Vers des Élections en Décembre 2025 ?
En mai dernier, le Premier ministre Amadou Oury Bah a affirmé que tout serait fait pour organiser des élections présidentielle et législatives en décembre 2025. Cette annonce intervient après des mois de reports, alors que la junte s’était initialement engagée à un transfert de pouvoir avant fin 2024. Ces élections, si elles ont lieu, seront un test crucial pour la crédibilité du processus de transition.
Pourtant, les obstacles sont nombreux. L’absence de dialogue avec l’opposition, les restrictions des libertés et l’incertitude autour du contenu de la nouvelle constitution compliquent la préparation d’un scrutin libre et transparent. De plus, la perspective d’une candidature de Mamadi Doumbouya pourrait exacerber les tensions, dans un pays où les crises politiques ont souvent dégénéré en violences.
Un Avenir Incertain pour la Guinée
Le projet de nouvelle constitution, bien que présenté comme un pas vers la démocratie, soulève plus de questions qu’il n’apporte de réponses. Dans un pays marqué par des décennies d’instabilité politique, les Guinéens aspirent à une transition apaisée. Mais les restrictions imposées par la junte, combinées à l’opacité du processus, alimentent la méfiance.

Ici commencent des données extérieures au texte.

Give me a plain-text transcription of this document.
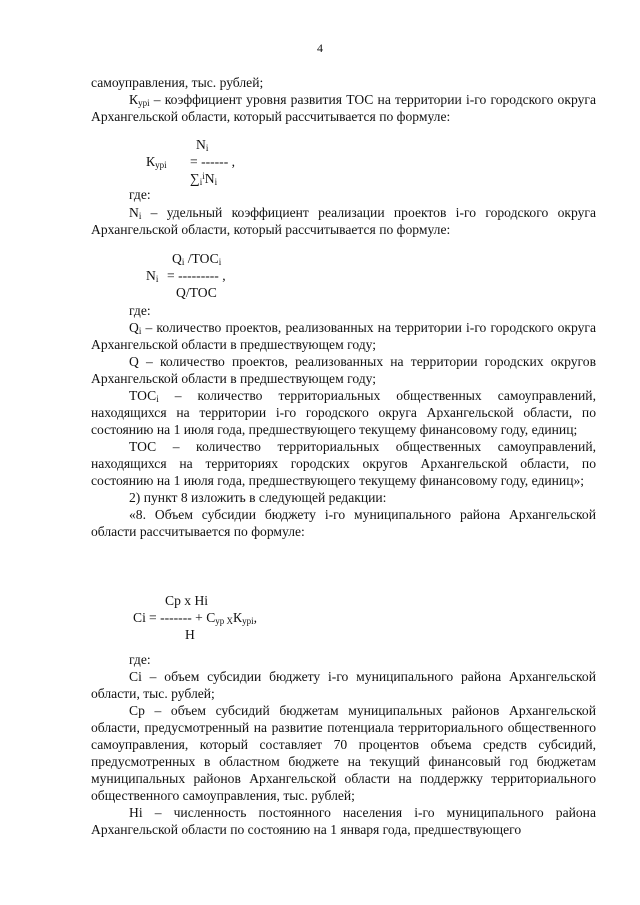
4

самоуправления, тыс. рублей;

$К_{урі}$ – коэффициент уровня развития ТОС на территории і-го городского округа Архангельской области, который рассчитывается по формуле:

$N_i$
$К_{урі}$ = ------ ,
$\sum_i^iN_i$

где:

$N_i$ – удельный коэффициент реализации проектов і-го городского округа Архангельской области, который рассчитывается по формуле:

$Q_i$ $/ТОС_i$
$N_i$ = --------- ,
Q/ТОС

где:

$Q_i$ – количество проектов, реализованных на территории і-го городского округа Архангельской области в предшествующем году;

Q – количество проектов, реализованных на территории городских округов Архангельской области в предшествующем году;

$ТОС_і$ – количество территориальных общественных самоуправлений, находящихся на территории і-го городского округа Архангельской области, по состоянию на 1 июля года, предшествующего текущему финансовому году, единиц;

ТОС – количество территориальных общественных самоуправлений, находящихся на территориях городских округов Архангельской области, по состоянию на 1 июля года, предшествующего текущему финансовому году, единиц»;

2) пункт 8 изложить в следующей редакции:

«8. Объем субсидии бюджету і-го муниципального района Архангельской области рассчитывается по формуле:

Ср х Нi
Сi = ------- + $С_{ур Х}К_{урі}$,
Н

где:

Сi – объем субсидии бюджету і-го муниципального района Архангельской области, тыс. рублей;

Ср – объем субсидий бюджетам муниципальных районов Архангельской области, предусмотренный на развитие потенциала территориального общественного самоуправления, который составляет 70 процентов объема средств субсидий, предусмотренных в областном бюджете на текущий финансовый год бюджетам муниципальных районов Архангельской области на поддержку территориального общественного самоуправления, тыс. рублей;

Нi – численность постоянного населения і-го муниципального района Архангельской области по состоянию на 1 января года, предшествующего
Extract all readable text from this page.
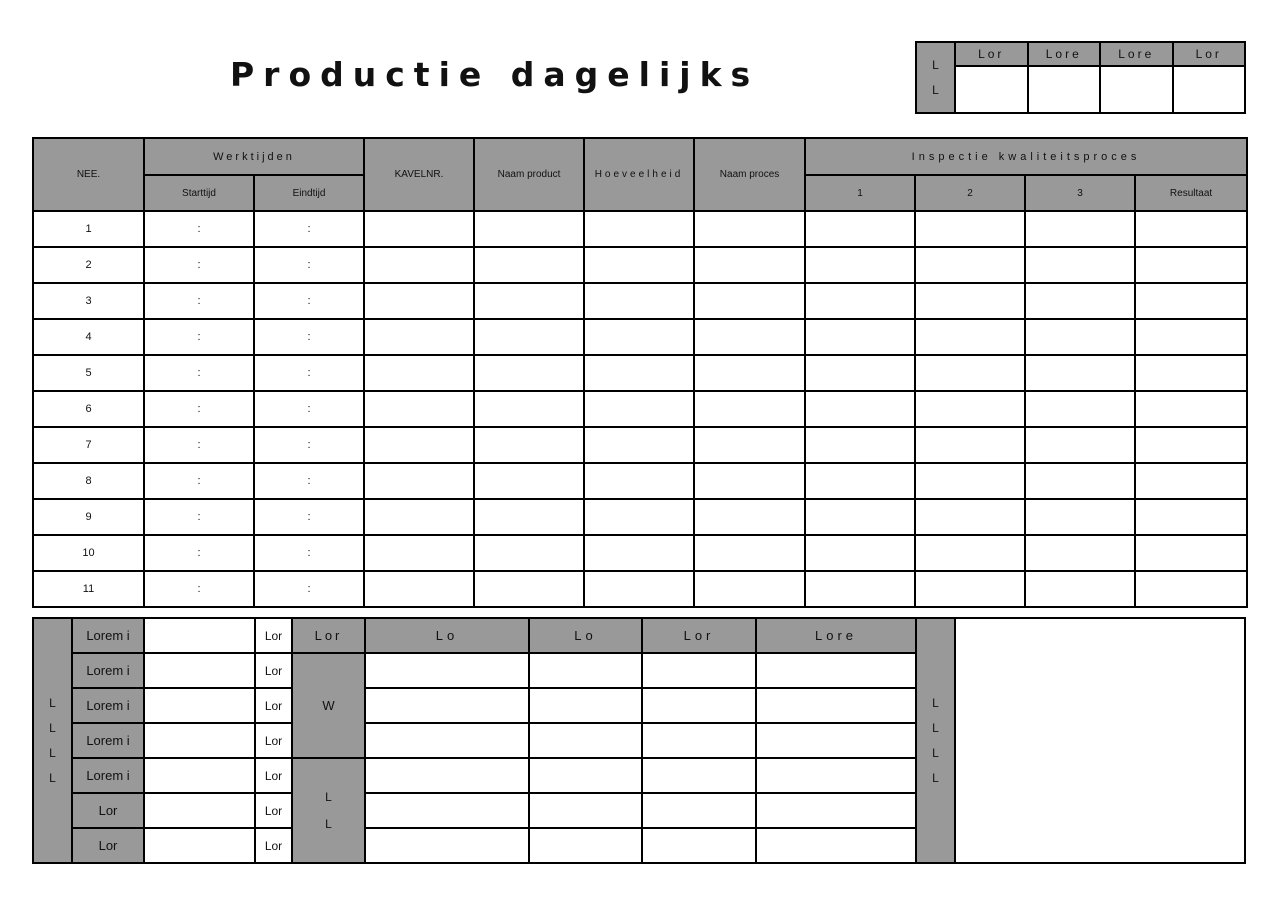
Productie dagelijks	L
L	Lor	Lore	Lore	Lor

NEE.	Werktijden		KAVELNR.	Naam product	Hoeveelheid	Naam proces	Inspectie kwaliteitsproces			
	Starttijd	Eindtijd					1	2	3	Resultaat
1	:	:								
2	:	:								
3	:	:								
4	:	:								
5	:	:								
6	:	:								
7	:	:								
8	:	:								
9	:	:								
10	:	:								
11	:	:								
L
L
L
L	Lorem i		Lor	Lor	Lo	Lo	Lor	Lore	L
L
L
L	
	Lorem i		Lor	W						
	Lorem i		Lor							
	Lorem i		Lor							
	Lorem i		Lor	L
L						
	Lor		Lor							
	Lor		Lor							
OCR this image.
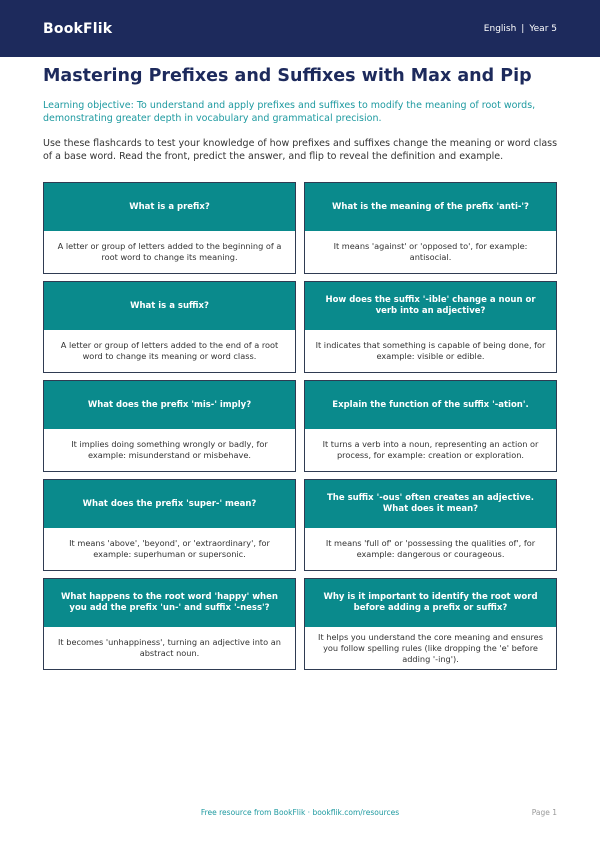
BookFlik	English | Year 5
Mastering Prefixes and Suffixes with Max and Pip

Learning objective: To understand and apply prefixes and suffixes to modify the meaning of root words, demonstrating greater depth in vocabulary and grammatical precision.

Use these flashcards to test your knowledge of how prefixes and suffixes change the meaning or word class of a base word. Read the front, predict the answer, and flip to reveal the definition and example.

What is a prefix?
A letter or group of letters added to the beginning of a root word to change its meaning.
What is the meaning of the prefix 'anti-'?
It means 'against' or 'opposed to', for example: antisocial.
What is a suffix?
A letter or group of letters added to the end of a root word to change its meaning or word class.
How does the suffix '-ible' change a noun or verb into an adjective?
It indicates that something is capable of being done, for example: visible or edible.
What does the prefix 'mis-' imply?
It implies doing something wrongly or badly, for example: misunderstand or misbehave.
Explain the function of the suffix '-ation'.
It turns a verb into a noun, representing an action or process, for example: creation or exploration.
What does the prefix 'super-' mean?
It means 'above', 'beyond', or 'extraordinary', for example: superhuman or supersonic.
The suffix '-ous' often creates an adjective. What does it mean?
It means 'full of' or 'possessing the qualities of', for example: dangerous or courageous.
What happens to the root word 'happy' when you add the prefix 'un-' and suffix '-ness'?
It becomes 'unhappiness', turning an adjective into an abstract noun.
Why is it important to identify the root word before adding a prefix or suffix?
It helps you understand the core meaning and ensures you follow spelling rules (like dropping the 'e' before adding '-ing').
Free resource from BookFlik · bookflik.com/resources	Page 1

Le référendum de septembre 2025 sera un moment décisif. Si le texte proposé répond aux attentes d’une gouvernance plus inclusive et transparente, il pourrait poser les bases d’un renouveau politique. Mais si, comme beaucoup le craignent, il sert à consolider le pouvoir de la junte, il risque d’aggraver les fractures au sein de la société guinéenne.
Étape | Date | Objectif |
---|---|---|
Référendum constitutionnel | 21 septembre 2025 | Adoption d’une nouvelle constitution |
Élections présidentielle et législatives | Décembre 2025 | Retour à un gouvernement civil |
En attendant, les Guinéens observent avec prudence. La communauté internationale, quant à elle, garde un œil attentif sur Conakry, espérant que ce processus marquera un tournant positif pour un pays en quête de stabilité. Mais une question demeure : la junte tiendra-t-elle ses promesses, ou s’agit-il d’un simple jeu de pouvoir ? L’avenir de la Guinée se joue peut-être dans les prochains mois.

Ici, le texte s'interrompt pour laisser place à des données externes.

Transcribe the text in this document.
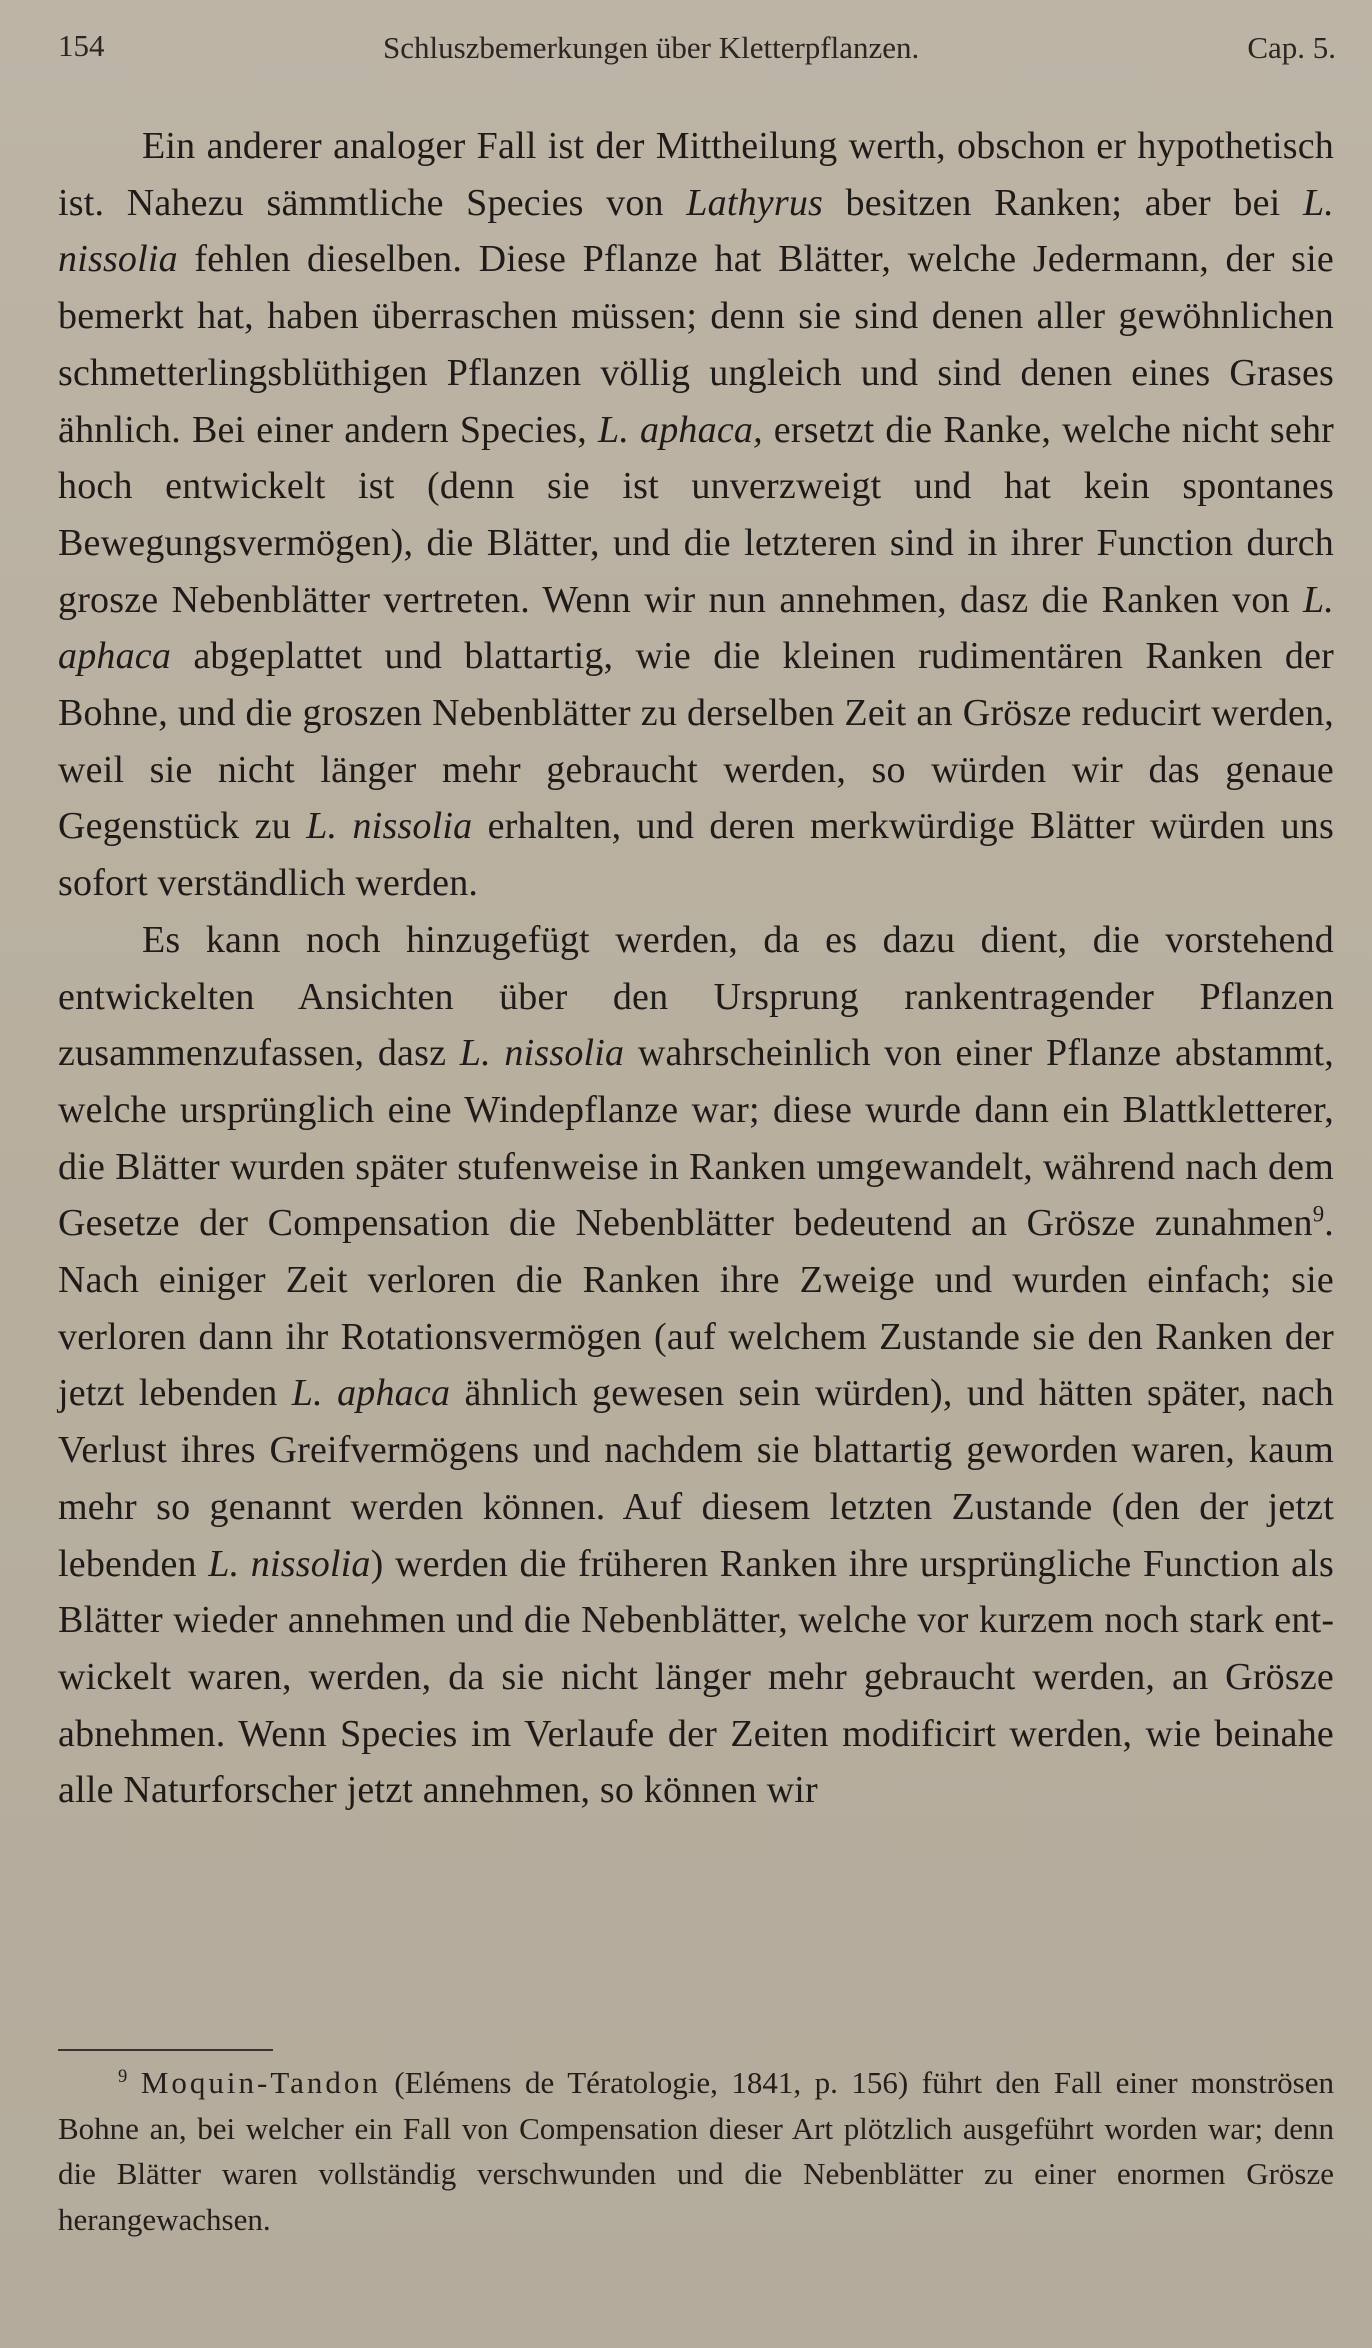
154	Schluszbemerkungen über Kletterpflanzen.	Cap. 5.

Ein anderer analoger Fall ist der Mittheilung werth, obschon er hypothetisch ist. Nahezu sämmtliche Species von Lathyrus besitzen Ranken; aber bei L. nissolia fehlen dieselben. Diese Pflanze hat Blätter, welche Jedermann, der sie bemerkt hat, haben überraschen müssen; denn sie sind denen aller gewöhnlichen schmetterlingsblüthigen Pflanzen völlig ungleich und sind denen eines Grases ähnlich. Bei einer andern Species, L. aphaca, ersetzt die Ranke, welche nicht sehr hoch entwickelt ist (denn sie ist unverzweigt und hat kein spontanes Bewegungsvermögen), die Blätter, und die letzteren sind in ihrer Function durch grosze Nebenblätter vertreten. Wenn wir nun annehmen, dasz die Ranken von L. aphaca abgeplattet und blattartig, wie die kleinen rudimentären Ranken der Bohne, und die groszen Nebenblätter zu derselben Zeit an Grösze reducirt werden, weil sie nicht länger mehr gebraucht werden, so würden wir das genaue Gegenstück zu L. nissolia erhalten, und deren merkwürdige Blätter würden uns sofort verständlich werden.

Es kann noch hinzugefügt werden, da es dazu dient, die vorstehend entwickelten Ansichten über den Ursprung rankentragender Pflanzen zusammenzufassen, dasz L. nissolia wahrscheinlich von einer Pflanze abstammt, welche ursprünglich eine Windepflanze war; diese wurde dann ein Blattkletterer, die Blätter wurden später stufenweise in Ranken umgewandelt, während nach dem Gesetze der Compensation die Nebenblätter bedeutend an Grösze zunahmen$^9$. Nach einiger Zeit verloren die Ranken ihre Zweige und wurden einfach; sie verloren dann ihr Rotationsvermögen (auf welchem Zustande sie den Ranken der jetzt lebenden L. aphaca ähnlich gewesen sein würden), und hätten später, nach Verlust ihres Greifvermögens und nachdem sie blattartig geworden waren, kaum mehr so genannt werden können. Auf diesem letzten Zustande (den der jetzt lebenden L. nissolia) werden die früheren Ranken ihre ursprüngliche Function als Blätter wieder annehmen und die Nebenblätter, welche vor kurzem noch stark entwickelt waren, werden, da sie nicht länger mehr gebraucht werden, an Grösze abnehmen. Wenn Species im Verlaufe der Zeiten modificirt werden, wie beinahe alle Naturforscher jetzt annehmen, so können wir

$^9$ Moquin-Tandon (Elémens de Tératologie, 1841, p. 156) führt den Fall einer monströsen Bohne an, bei welcher ein Fall von Compensation dieser Art plötzlich ausgeführt worden war; denn die Blätter waren vollständig verschwunden und die Nebenblätter zu einer enormen Grösze herangewachsen.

Ce projet constitutionnel, bien qu’ambitieux, pourrait être une opportunité unique pour redéfinir les bases de la gouvernance en Guinée. Mais sans un dialogue inclusif et un respect des libertés, il risque de n’être qu’un outil de consolidation du pouvoir militaire. Les mois à venir seront cruciaux pour déterminer si la Guinée empruntera le chemin de la démocratie ou celui d’une nouvelle ère d’instabilité.